Culture:

Souvenirs – an Australian Stammtisch

Wednesday, 10 June 2020

Souvenirs are an important part of travel and over the years I’ve bought some truly terrible souvenirs. Most of them, I’m glad to say, precisely because they were truly terrible. You know the process: ‘Oh my God, that is absolutely awful. I must buy it.’ Most of my really dreadful snowdomes fit into that category, but snowdomes are easy. They’re designed to be kitsch, tasteless, naff. They’re the perfect souvenir – cheap, nicely ironic and an instant reminder of wherever (camels plus skyscrapers in a snowstorm equals Dubai, of course).

◄ A truly horrific souvenir should come from a little further left field. Like my Official Alaska Bear Bell. Costing all of $2.25, it came with the handy warning that: encounters with bears can be hazardous to your health. Well yes, but is any half-ton grizzly going to hear the gentle tinkle of the bell you’ve clipped on to your Gore-Tex jacket and think, ‘Oh, human approaching, I must clear off the track’? Still the instructions for what to do in case of attack were memorable: ring bell, scream, run, change underwear.

‘We call them dinner bells,’ an Alaskan told me. ‘You ring the bell, the bear comes to eat you.’ I posted on my Alaskan bear encounters back in 2009.

 

A really good souvenir should be unexpected and it’s even better – for later conversation at least – if it’s also totally unsuitable to travel with. Like my stammtisch. You’ve never brought a stammtisch back from Germany? Shame on you. I acquired mine in Berlin. ‘We’ll get the beers, you grab a table,’ my German friends told me. ‘No, not that table,’ they complained a few minutes later. ‘That’s the stammtisch,’ they added, explaining that any bar of sufficient age and history would have a ‘root table,’ a table specifically reserved for the pub’s old timers. OK, so not quite old timers, what they actually said was ‘old farts’. And anyone could see I was sitting at the stammtisch – I was facing a large, ornate, wrought-iron ashtray with stammtisch emblazoned across the top. So that was why I was pulled aside just before my flight departed and asked to identify my checked bag and explain what on earth that large weird shape was that had shown up on the X-rays. My friends had decided I needed to take a stammtisch ashtray home and sent me off with 5kg of iron.

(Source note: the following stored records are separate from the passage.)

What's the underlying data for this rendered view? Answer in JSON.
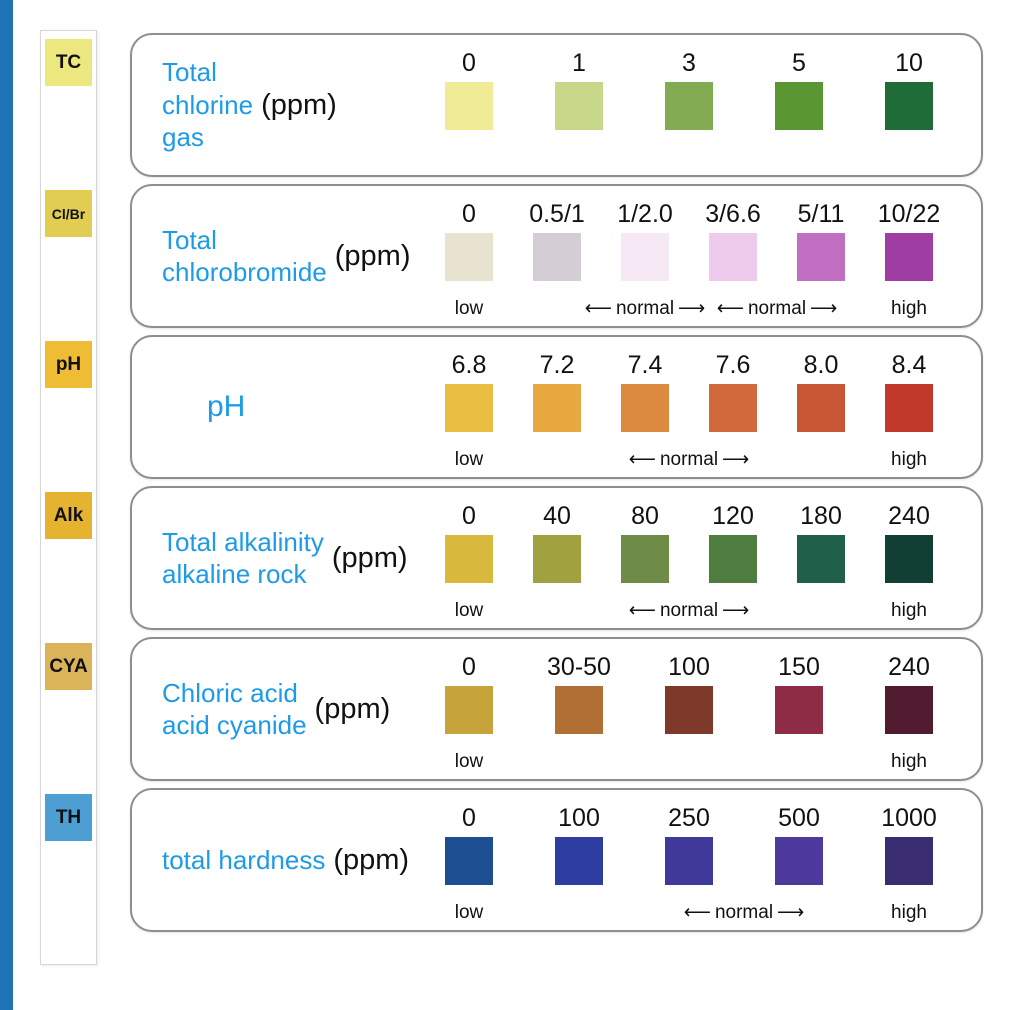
{
  "page": {
    "background": "#ffffff",
    "edge_bar_color": "#2173b8",
    "accent_text_color": "#1e9be8"
  },
  "strip": {
    "pads": [
      {
        "label": "TC",
        "color": "#ece77e"
      },
      {
        "label": "Cl/Br",
        "color": "#e0cd52"
      },
      {
        "label": "pH",
        "color": "#eebd33"
      },
      {
        "label": "Alk",
        "color": "#e6b331"
      },
      {
        "label": "CYA",
        "color": "#dbb45a"
      },
      {
        "label": "TH",
        "color": "#4d9fd3"
      }
    ]
  },
  "chart_data": {
    "type": "table",
    "panels": [
      {
        "code": "TC",
        "title_lines": [
          "Total",
          "chlorine",
          "gas"
        ],
        "unit": "(ppm)",
        "swatches": [
          {
            "value": "0",
            "color": "#f0eb97"
          },
          {
            "value": "1",
            "color": "#c8d88b"
          },
          {
            "value": "3",
            "color": "#83ab52"
          },
          {
            "value": "5",
            "color": "#5a9733"
          },
          {
            "value": "10",
            "color": "#206c38"
          }
        ],
        "footnotes": []
      },
      {
        "code": "Cl/Br",
        "title_lines": [
          "Total",
          "chlorobromide"
        ],
        "unit": "(ppm)",
        "swatches": [
          {
            "value": "0",
            "color": "#e8e3cf"
          },
          {
            "value": "0.5/1",
            "color": "#d5cdd5"
          },
          {
            "value": "1/2.0",
            "color": "#f6e9f5"
          },
          {
            "value": "3/6.6",
            "color": "#eecaec"
          },
          {
            "value": "5/11",
            "color": "#c16fc2"
          },
          {
            "value": "10/22",
            "color": "#9f3da2"
          }
        ],
        "footnotes": [
          {
            "text": "low",
            "cols": [
              0
            ],
            "arrows": false
          },
          {
            "text": "normal",
            "cols": [
              2
            ],
            "arrows": true
          },
          {
            "text": "normal",
            "cols": [
              3,
              4
            ],
            "arrows": true
          },
          {
            "text": "high",
            "cols": [
              5
            ],
            "arrows": false
          }
        ]
      },
      {
        "code": "pH",
        "title_lines": [
          "pH"
        ],
        "unit": "",
        "swatches": [
          {
            "value": "6.8",
            "color": "#e9bc42"
          },
          {
            "value": "7.2",
            "color": "#e7a93f"
          },
          {
            "value": "7.4",
            "color": "#dd8a41"
          },
          {
            "value": "7.6",
            "color": "#d06a3c"
          },
          {
            "value": "8.0",
            "color": "#c95735"
          },
          {
            "value": "8.4",
            "color": "#c0392b"
          }
        ],
        "footnotes": [
          {
            "text": "low",
            "cols": [
              0
            ],
            "arrows": false
          },
          {
            "text": "normal",
            "cols": [
              2,
              3
            ],
            "arrows": true
          },
          {
            "text": "high",
            "cols": [
              5
            ],
            "arrows": false
          }
        ]
      },
      {
        "code": "Alk",
        "title_lines": [
          "Total alkalinity",
          "alkaline rock"
        ],
        "unit": "(ppm)",
        "swatches": [
          {
            "value": "0",
            "color": "#d8b93e"
          },
          {
            "value": "40",
            "color": "#a1a13f"
          },
          {
            "value": "80",
            "color": "#6e8c48"
          },
          {
            "value": "120",
            "color": "#4f7d40"
          },
          {
            "value": "180",
            "color": "#20604b"
          },
          {
            "value": "240",
            "color": "#113f33"
          }
        ],
        "footnotes": [
          {
            "text": "low",
            "cols": [
              0
            ],
            "arrows": false
          },
          {
            "text": "normal",
            "cols": [
              2,
              3
            ],
            "arrows": true
          },
          {
            "text": "high",
            "cols": [
              5
            ],
            "arrows": false
          }
        ]
      },
      {
        "code": "CYA",
        "title_lines": [
          "Chloric acid",
          "acid cyanide"
        ],
        "unit": "(ppm)",
        "swatches": [
          {
            "value": "0",
            "color": "#c7a33c"
          },
          {
            "value": "30-50",
            "color": "#b26f33"
          },
          {
            "value": "100",
            "color": "#7e392b"
          },
          {
            "value": "150",
            "color": "#8e2b45"
          },
          {
            "value": "240",
            "color": "#521c30"
          }
        ],
        "footnotes": [
          {
            "text": "low",
            "cols": [
              0
            ],
            "arrows": false
          },
          {
            "text": "high",
            "cols": [
              4
            ],
            "arrows": false
          }
        ]
      },
      {
        "code": "TH",
        "title_lines": [
          "total hardness"
        ],
        "unit": "(ppm)",
        "swatches": [
          {
            "value": "0",
            "color": "#1d4e92"
          },
          {
            "value": "100",
            "color": "#2e3da0"
          },
          {
            "value": "250",
            "color": "#3f3a99"
          },
          {
            "value": "500",
            "color": "#4e3a9d"
          },
          {
            "value": "1000",
            "color": "#392c70"
          }
        ],
        "footnotes": [
          {
            "text": "low",
            "cols": [
              0
            ],
            "arrows": false
          },
          {
            "text": "normal",
            "cols": [
              2,
              3
            ],
            "arrows": true
          },
          {
            "text": "high",
            "cols": [
              4
            ],
            "arrows": false
          }
        ]
      }
    ]
  }
}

▲ Yesterday I got a reminder that it was still around, now providing a suitable perching spot for a visiting cockatoo in her Melbourne back yard. Presumably that’s the local cockies’ ‘root table.’▲ As a combination of kitsch and practicality there’s nothing to beat the souvenir I brought back from a bazaar in Muscat, the capital of Oman. Dive into any good souq around the Gulf – Dubai, Bahrain, Kuwait, any of them will do – and you’ll soon come across that perfect combination of regional reminder, usefulness and sheer bad taste: the mosque-shaped alarm. Set the appointed hour and next morning you’ll be jolted out of bed by the call to prayer right in your ear.

I’ve also posted in recent years about Dutch and French explorers souveniring reminders of their travels from Dirk Hartog Island off the coast of Western Australia and taking them back to Amsterdam or Paris. And a post on turning out ‘genuine Australian boomerangs’ in Bali, that post went on to question where BMWs came from (not necessarily Munich) or Boeing 787 Dreamliners (all over the world before final assembly).